Chapter 3 #3
Not a question. An observation. He's read the situation correctly—I've already made my choice, made it the moment I picked up Sarah instead of disappearing solo into the forest depths.
Eight months of perfect solitude, traded for uncertain alliance with damaged operators and a bleeding analyst carrying intelligence that could change everything.
The helicopter rotors grow distant, searching in the wrong direction, following false trails and phantom heat signatures.
We ghost through the trees like the special operations veterans we are, three burned operators and one woman who might hold the key to understanding why we're all being systematically hunted.
My finger traces the crossbow's trigger guard, the familiar comfort of a weapon that's never failed me.
Alone, I was surviving. Together, we might actually accomplish something meaningful.
The thought terrifies me more than any assassination team ever could.
Sarah stirs against me, her voice barely audible above the whisper of wind through pine boughs. "The list... there are others. More operators in immediate danger. You have weeks before they're eliminated."
‘You’ instead of ‘we,’ she knows her injuries are serious.
"We'll find them," Kane says with quiet certainty that suggests he's already operational planning three moves ahead.
I adjust my grip on Sarah, feeling her blood warm and sticky on my hands, life leaking away one drop at a time.
Behind us, smoke rises from what used to be my perfect defensive position, a pillar of destruction marking the end of one chapter.
Ahead lies uncertainty and danger and the possibility of answers that might justify the risks we're taking.
For the first time in eight months, I'm moving toward something instead of away from it.
The vehicle cache appears through the trees exactly where I left it—an old Forest Service maintenance shed I appropriated months ago, hidden among dozens of similar structures scattered across the wilderness.
Inside, a beat-up Toyota Land Cruiser with stolen plates and enough supplies for a week off-grid.
Military rations, medical supplies, ammunition, communications gear.
Everything needed for extended operations in hostile territory.
I ease Sarah into the back seat with infinite care, noting how her skin is pale beneath layers of dirt and dried blood.
Shock is setting in and her, body temperature dropping despite the warm morning.
She needs IV fluids, antibiotics, possibly surgery if the shoulder wound has damaged major vessels.
"Drive," I tell Kane, tossing him the keys while sliding into the back beside Sarah. "I need to keep direct pressure on this wound, try to stabilize her for transport."
We pull out onto a logging road as the sound of helicopters circles back toward the explosion site like angry hornets. In the distance, more vehicles approaching—reinforcements that will find nothing but scorched earth and ghost trails leading nowhere useful.

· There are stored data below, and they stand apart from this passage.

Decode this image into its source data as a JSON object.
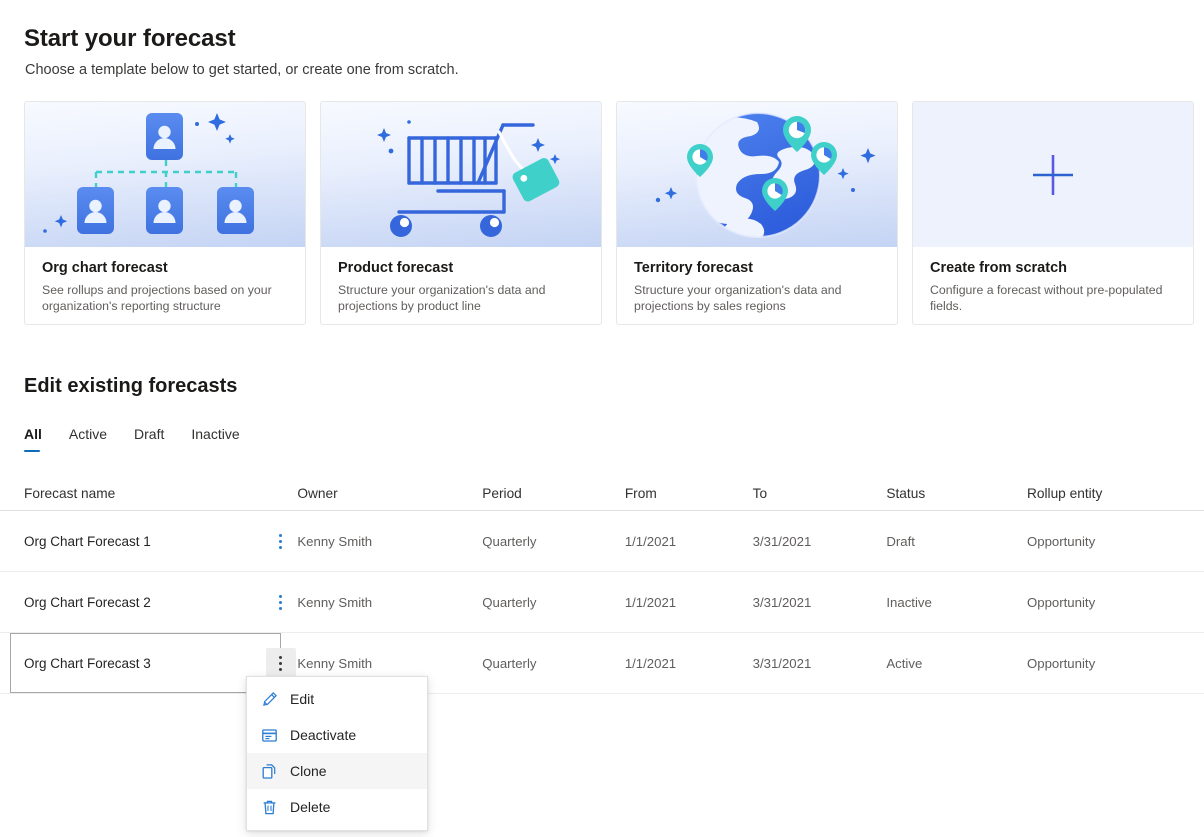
{
  "header": {
    "title": "Start your forecast",
    "subtitle": "Choose a template below to get started, or create one from scratch."
  },
  "templates": [
    {
      "art": "org-chart-illustration",
      "title": "Org chart forecast",
      "description": "See rollups and projections based on your organization's reporting structure"
    },
    {
      "art": "shopping-cart-illustration",
      "title": "Product forecast",
      "description": "Structure your organization's data and projections by product line"
    },
    {
      "art": "globe-pins-illustration",
      "title": "Territory forecast",
      "description": "Structure your organization's data and projections by sales regions"
    },
    {
      "art": "plus-icon",
      "title": "Create from scratch",
      "description": "Configure a forecast without pre-populated fields."
    }
  ],
  "existing": {
    "section_title": "Edit existing forecasts",
    "tabs": [
      {
        "label": "All",
        "selected": true
      },
      {
        "label": "Active",
        "selected": false
      },
      {
        "label": "Draft",
        "selected": false
      },
      {
        "label": "Inactive",
        "selected": false
      }
    ],
    "columns": [
      "Forecast name",
      "Owner",
      "Period",
      "From",
      "To",
      "Status",
      "Rollup entity"
    ],
    "rows": [
      {
        "name": "Org Chart Forecast 1",
        "owner": "Kenny Smith",
        "period": "Quarterly",
        "from": "1/1/2021",
        "to": "3/31/2021",
        "status": "Draft",
        "rollup": "Opportunity"
      },
      {
        "name": "Org Chart Forecast 2",
        "owner": "Kenny Smith",
        "period": "Quarterly",
        "from": "1/1/2021",
        "to": "3/31/2021",
        "status": "Inactive",
        "rollup": "Opportunity"
      },
      {
        "name": "Org Chart Forecast 3",
        "owner": "Kenny Smith",
        "period": "Quarterly",
        "from": "1/1/2021",
        "to": "3/31/2021",
        "status": "Active",
        "rollup": "Opportunity"
      }
    ]
  },
  "context_menu": {
    "open_for_row": "Org Chart Forecast 3",
    "items": [
      {
        "label": "Edit",
        "icon": "pencil-icon",
        "hovered": false
      },
      {
        "label": "Deactivate",
        "icon": "deactivate-icon",
        "hovered": false
      },
      {
        "label": "Clone",
        "icon": "copy-icon",
        "hovered": true
      },
      {
        "label": "Delete",
        "icon": "trash-icon",
        "hovered": false
      }
    ]
  },
  "colors": {
    "accent": "#0f6cbd",
    "illustration_blue": "#4a7fe8",
    "illustration_teal": "#3fd0c9",
    "card_border": "#e7e7e7",
    "row_divider": "#ededed",
    "text_primary": "#1b1a19",
    "text_secondary": "#605e5c"
  }
}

Sarah's hand finds mine with surprising strength, weak but insistent. "The intelligence... it's all backed up. Multiple secure locations." Her eyes flutter, fighting to stay conscious as shock battles determination. "They won't stop hunting us. None of us are safe alone anymore."
I meet Kane's eyes in the rearview mirror, seeing my own grim understanding reflected there.
We both know what she's not saying directly—together, we're just a bigger target, easier to track, more vulnerable to coordinated assault.
But at least we'll see the bullet coming.
At least we'll have a chance to fight back as a unit instead of being picked off one by one.
The cab goes quiet except for the heater’s tired rattle.
I taste iron at the back of my throat as I realize with a jolt that the idea of choosing a unit again scares me more than any kill team.
Trust is a cliff. You don’t ease over the edge—you jump and pray the fall is short.
Sarah shifts against me, breath catching, and my decision stops being theoretical.
The Land Cruiser disappears into the Montana wilderness, four damaged souls running from a war we didn't start but might be the only ones capable of finishing.
My cabin burns behind us like a funeral pyre, eight months of solitary preparation reduced to ash and memory.
But Sarah's blood on my hands feels like possibility, like purpose beyond mere survival.
Like the first honest mission I've had since Syria, when I chose conscience over career and painted a target on my back that will never fade.
The mountain road stretches ahead, winding through wilderness that suddenly feels less like a sanctuary and more like a battlefield.
Behind us, the sound of helicopters fades into the distance.
Ahead, uncertainty and alliance and the slim chance that together we might actually survive what's coming. The thought claws at me worse than any kill team. I know how to fight enemies. I don’t know how to fight the part of me that wants to believe in them.
For better or worse, I’m no longer alone.